ROMA. “Chiedo perdono alla famiglia del piccolo Giuseppe Di Matteo e a tutta la società civile che abbiamo violentato e oltraggiato”.
Così, visibilmente commosso, il collaboratore di giustizia Gaspare Spatuzza, deponendo al processo per il sequestro e l’omicidio del piccolo Giuseppe Di Matteo, si è rivolto ai familiari del bambino e alla Corte d’assise. Giuseppe venne rapito per indurre il padre Santino, pentito, a ritrattare le sue accuse. Dopo circatre anni di prigionia venne strangolato e sciolto nell’acido.
“Noi siamo moralmente responsabili – ha aggiunto Spatuzza – della fine di quel bellissimo angelo a cui abbiamo stroncato la vita. Anche se non l’abbiamo ucciso io e i miei coimputati siamo colpevoli del sequestro, ma anche della morte del ragazzino e ne daremo conto, non solo in questa vita, ma anche domani dove troveremo qualcuno ad aspettarci”. “L’abbiamo legato come un animale e l’abbiamo lasciato nel cassone di un furgoncino Fiorino. Lui piangeva, siamo tornati indietro perché ci è uscita fuori quel poco di umanità che ancora avevamo”.
È il racconto del pentito Spatuzza delle drammatiche fasi del sequestro del piccolo Giuseppe, figlio del collaboratore di giustizia, Santino, rapito il 23 novembre del 1993 e ucciso dopo 779 giorni di prigionia. Dopo il sequestro, il ragazzino venne portato a Lascari dove il gruppo di fuoco di Spatuzza lo lasciò ai mafiosi che si sarebbero dovuti occupare di nasconderlo. Ma i carcerieri non erano pronti a prenderlo in consegna e dissero a Spatuzza e al boss Cristoforo Cannella di lasciarlo in un Fiorino, legato, in un magazzino a Lascari. Spatuzza e gli altri però non volevano. “Ne è nata una discussione con Cannella – ha detto – ma alla fine obbedimmo”. Il bambino, terrorizzato, piangeva. “Ci chiamò dicendo che doveva andare in bagno – ha aggiunto – ma non era vero. Aveva solo paura. Allora tornammo indietro per rassicurarlo e gli dicemmo che ci saremmo rivisti all’indomani, invece non lo rivedemmo mai più”.

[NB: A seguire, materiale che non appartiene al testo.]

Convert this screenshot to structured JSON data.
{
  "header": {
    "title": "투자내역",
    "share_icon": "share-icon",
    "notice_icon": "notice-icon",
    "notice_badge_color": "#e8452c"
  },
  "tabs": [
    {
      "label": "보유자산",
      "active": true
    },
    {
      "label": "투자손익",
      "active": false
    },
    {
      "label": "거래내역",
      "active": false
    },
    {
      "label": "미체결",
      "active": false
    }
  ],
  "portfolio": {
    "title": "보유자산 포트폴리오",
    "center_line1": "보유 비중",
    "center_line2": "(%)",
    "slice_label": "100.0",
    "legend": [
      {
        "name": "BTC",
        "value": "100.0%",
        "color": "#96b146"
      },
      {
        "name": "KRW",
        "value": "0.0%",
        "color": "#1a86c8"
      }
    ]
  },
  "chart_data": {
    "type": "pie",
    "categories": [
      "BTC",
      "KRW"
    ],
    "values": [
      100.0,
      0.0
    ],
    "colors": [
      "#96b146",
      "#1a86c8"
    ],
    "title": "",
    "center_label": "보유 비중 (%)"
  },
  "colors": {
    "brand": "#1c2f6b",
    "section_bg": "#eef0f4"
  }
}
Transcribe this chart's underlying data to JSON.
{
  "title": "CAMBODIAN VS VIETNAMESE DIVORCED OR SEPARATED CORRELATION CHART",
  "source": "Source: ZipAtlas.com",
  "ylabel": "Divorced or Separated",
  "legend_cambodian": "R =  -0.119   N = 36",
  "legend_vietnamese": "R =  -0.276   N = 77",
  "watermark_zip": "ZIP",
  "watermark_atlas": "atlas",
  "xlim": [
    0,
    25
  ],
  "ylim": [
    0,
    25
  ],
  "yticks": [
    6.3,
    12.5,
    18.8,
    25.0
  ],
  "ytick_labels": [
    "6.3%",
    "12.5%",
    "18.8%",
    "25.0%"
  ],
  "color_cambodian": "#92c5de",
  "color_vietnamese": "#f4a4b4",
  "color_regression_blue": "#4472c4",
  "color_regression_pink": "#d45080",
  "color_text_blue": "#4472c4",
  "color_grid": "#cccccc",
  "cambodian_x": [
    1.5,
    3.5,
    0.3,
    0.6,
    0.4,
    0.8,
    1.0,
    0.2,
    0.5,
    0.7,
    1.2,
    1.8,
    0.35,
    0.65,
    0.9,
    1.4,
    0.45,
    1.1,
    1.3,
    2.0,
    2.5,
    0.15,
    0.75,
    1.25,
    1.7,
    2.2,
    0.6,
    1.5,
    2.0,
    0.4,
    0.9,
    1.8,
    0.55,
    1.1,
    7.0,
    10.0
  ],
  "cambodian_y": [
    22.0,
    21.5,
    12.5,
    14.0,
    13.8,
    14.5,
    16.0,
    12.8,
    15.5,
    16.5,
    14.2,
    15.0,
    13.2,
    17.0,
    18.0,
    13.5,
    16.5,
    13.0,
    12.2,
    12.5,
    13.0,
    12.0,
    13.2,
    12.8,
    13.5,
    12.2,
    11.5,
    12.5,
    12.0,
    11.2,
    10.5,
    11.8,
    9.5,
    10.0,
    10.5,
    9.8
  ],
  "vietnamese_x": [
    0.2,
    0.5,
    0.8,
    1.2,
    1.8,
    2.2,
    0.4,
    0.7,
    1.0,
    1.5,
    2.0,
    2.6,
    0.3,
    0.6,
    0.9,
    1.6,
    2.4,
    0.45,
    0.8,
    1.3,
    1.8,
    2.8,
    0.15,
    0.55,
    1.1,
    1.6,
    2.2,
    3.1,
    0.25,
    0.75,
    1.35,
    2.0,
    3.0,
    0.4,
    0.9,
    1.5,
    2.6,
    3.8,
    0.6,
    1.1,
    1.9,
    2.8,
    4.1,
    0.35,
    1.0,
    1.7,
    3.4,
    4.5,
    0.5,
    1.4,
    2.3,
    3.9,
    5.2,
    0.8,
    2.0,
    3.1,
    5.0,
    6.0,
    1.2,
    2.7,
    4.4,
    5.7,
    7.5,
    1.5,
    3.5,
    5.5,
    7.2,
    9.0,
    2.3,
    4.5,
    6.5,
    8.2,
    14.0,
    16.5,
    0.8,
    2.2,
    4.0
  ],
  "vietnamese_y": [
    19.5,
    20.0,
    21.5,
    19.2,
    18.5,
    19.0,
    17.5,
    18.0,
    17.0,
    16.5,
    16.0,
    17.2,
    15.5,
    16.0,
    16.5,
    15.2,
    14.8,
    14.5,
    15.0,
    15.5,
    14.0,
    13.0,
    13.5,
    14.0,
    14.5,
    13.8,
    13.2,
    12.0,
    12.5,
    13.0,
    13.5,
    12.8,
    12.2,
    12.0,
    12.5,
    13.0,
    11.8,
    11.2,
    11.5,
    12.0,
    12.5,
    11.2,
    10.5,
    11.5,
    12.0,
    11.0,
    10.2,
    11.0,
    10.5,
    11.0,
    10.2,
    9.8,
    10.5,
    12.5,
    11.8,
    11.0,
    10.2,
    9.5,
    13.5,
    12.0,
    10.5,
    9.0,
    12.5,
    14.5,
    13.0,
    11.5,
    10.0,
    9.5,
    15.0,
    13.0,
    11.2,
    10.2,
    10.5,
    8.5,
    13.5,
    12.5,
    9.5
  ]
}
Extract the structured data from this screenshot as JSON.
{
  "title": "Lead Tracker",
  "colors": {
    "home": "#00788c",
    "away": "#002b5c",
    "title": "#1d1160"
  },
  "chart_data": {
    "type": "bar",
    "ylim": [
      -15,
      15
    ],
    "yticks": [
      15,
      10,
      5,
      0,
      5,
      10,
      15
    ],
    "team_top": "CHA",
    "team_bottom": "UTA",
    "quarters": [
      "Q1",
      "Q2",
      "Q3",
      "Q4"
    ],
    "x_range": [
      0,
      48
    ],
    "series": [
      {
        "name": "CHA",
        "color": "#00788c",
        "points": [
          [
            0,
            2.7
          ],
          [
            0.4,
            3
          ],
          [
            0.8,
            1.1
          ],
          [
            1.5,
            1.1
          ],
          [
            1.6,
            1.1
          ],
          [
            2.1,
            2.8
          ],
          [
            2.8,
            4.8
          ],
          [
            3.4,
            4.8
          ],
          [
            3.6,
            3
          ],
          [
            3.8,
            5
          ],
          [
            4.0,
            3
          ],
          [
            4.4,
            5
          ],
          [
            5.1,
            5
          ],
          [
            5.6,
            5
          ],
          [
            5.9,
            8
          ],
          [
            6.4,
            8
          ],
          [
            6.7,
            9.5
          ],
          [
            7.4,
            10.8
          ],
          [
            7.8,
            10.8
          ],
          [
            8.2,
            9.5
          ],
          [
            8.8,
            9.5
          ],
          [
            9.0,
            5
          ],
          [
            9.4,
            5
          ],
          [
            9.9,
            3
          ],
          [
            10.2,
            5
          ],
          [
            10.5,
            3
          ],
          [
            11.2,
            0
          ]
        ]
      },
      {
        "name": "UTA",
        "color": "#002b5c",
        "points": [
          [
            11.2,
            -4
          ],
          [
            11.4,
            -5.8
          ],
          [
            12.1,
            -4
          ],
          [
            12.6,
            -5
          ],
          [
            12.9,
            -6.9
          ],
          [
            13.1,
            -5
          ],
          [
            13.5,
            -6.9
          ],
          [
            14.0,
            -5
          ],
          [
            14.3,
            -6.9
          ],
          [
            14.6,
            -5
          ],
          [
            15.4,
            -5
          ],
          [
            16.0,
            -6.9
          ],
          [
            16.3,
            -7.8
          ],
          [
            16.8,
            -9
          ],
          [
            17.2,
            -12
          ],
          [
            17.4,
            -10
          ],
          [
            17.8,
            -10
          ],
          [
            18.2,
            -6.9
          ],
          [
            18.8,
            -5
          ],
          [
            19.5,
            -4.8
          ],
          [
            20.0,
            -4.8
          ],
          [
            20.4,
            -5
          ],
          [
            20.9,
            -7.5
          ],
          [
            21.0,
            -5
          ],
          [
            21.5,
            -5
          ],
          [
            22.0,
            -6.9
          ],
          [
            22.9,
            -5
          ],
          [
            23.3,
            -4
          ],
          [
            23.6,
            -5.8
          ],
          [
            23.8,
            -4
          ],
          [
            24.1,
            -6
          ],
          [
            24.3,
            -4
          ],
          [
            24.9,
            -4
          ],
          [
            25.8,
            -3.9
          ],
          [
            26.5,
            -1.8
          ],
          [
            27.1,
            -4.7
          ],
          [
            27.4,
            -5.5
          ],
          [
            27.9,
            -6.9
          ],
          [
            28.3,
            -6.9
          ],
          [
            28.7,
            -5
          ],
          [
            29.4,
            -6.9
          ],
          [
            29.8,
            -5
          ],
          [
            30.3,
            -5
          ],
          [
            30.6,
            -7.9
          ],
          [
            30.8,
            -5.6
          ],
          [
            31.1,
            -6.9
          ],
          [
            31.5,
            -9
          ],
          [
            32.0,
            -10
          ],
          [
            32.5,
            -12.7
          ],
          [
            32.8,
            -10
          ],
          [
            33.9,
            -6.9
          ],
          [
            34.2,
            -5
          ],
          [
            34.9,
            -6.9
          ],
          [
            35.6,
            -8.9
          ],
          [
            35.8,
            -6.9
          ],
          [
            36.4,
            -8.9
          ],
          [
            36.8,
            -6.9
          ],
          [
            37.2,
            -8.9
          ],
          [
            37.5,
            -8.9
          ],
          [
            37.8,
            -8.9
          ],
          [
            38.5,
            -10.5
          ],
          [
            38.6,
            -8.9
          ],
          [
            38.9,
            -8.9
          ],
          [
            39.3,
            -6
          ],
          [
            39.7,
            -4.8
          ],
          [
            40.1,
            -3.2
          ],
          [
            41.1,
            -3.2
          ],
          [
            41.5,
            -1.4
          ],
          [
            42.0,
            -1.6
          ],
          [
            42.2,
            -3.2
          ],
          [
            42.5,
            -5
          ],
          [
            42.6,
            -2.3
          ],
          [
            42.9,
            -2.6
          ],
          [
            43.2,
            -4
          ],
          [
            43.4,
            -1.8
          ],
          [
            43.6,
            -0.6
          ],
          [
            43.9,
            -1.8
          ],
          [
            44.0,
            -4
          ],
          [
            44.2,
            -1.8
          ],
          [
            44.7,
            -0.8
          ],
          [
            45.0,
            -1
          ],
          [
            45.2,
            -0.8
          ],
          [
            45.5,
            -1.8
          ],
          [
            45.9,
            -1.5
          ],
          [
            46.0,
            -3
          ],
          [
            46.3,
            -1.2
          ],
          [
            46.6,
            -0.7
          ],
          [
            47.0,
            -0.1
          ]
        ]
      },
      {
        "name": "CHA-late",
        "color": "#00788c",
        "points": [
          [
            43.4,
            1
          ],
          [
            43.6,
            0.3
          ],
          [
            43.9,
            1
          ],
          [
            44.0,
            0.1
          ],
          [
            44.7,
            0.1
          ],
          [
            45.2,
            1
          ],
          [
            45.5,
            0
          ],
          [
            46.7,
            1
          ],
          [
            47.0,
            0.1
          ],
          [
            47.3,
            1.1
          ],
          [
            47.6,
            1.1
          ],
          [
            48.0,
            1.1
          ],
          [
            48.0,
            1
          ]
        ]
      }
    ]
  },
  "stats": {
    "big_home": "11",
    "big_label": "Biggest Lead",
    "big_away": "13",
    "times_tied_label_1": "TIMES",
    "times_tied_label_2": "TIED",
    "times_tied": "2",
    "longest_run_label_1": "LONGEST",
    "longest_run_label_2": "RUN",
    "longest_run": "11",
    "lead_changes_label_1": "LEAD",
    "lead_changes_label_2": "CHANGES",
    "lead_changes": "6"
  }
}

Al processo sono imputati, con l’accusa di sequestro di persona e omicidio, oltre a Spatuzza, il capomafia di Brancaccio Giuseppe Graviano, il boss trapanese latitante Matteo Messina Denaro e i mafiosi Francesco Giuliano, Luigi Giacalone e Salvatore Benigno. Il dibattimento si svolge davanti alla corte d’assise presieduta da Alfredo Montalto. Spatuzza, mai indagato per il rapimento, che avvenne ad Altofonte a novembre del 1993, si è autoaccusato di aver partecipato alle prime fasi del sequestro e ha coinvolto Graviano e gli altri imputati consentendo l’apertura del nuovo processo per la vicenda del piccolo Di Matteo. Altri due dibattimenti sono stati celebrati a carico di capimafia e carcerieri.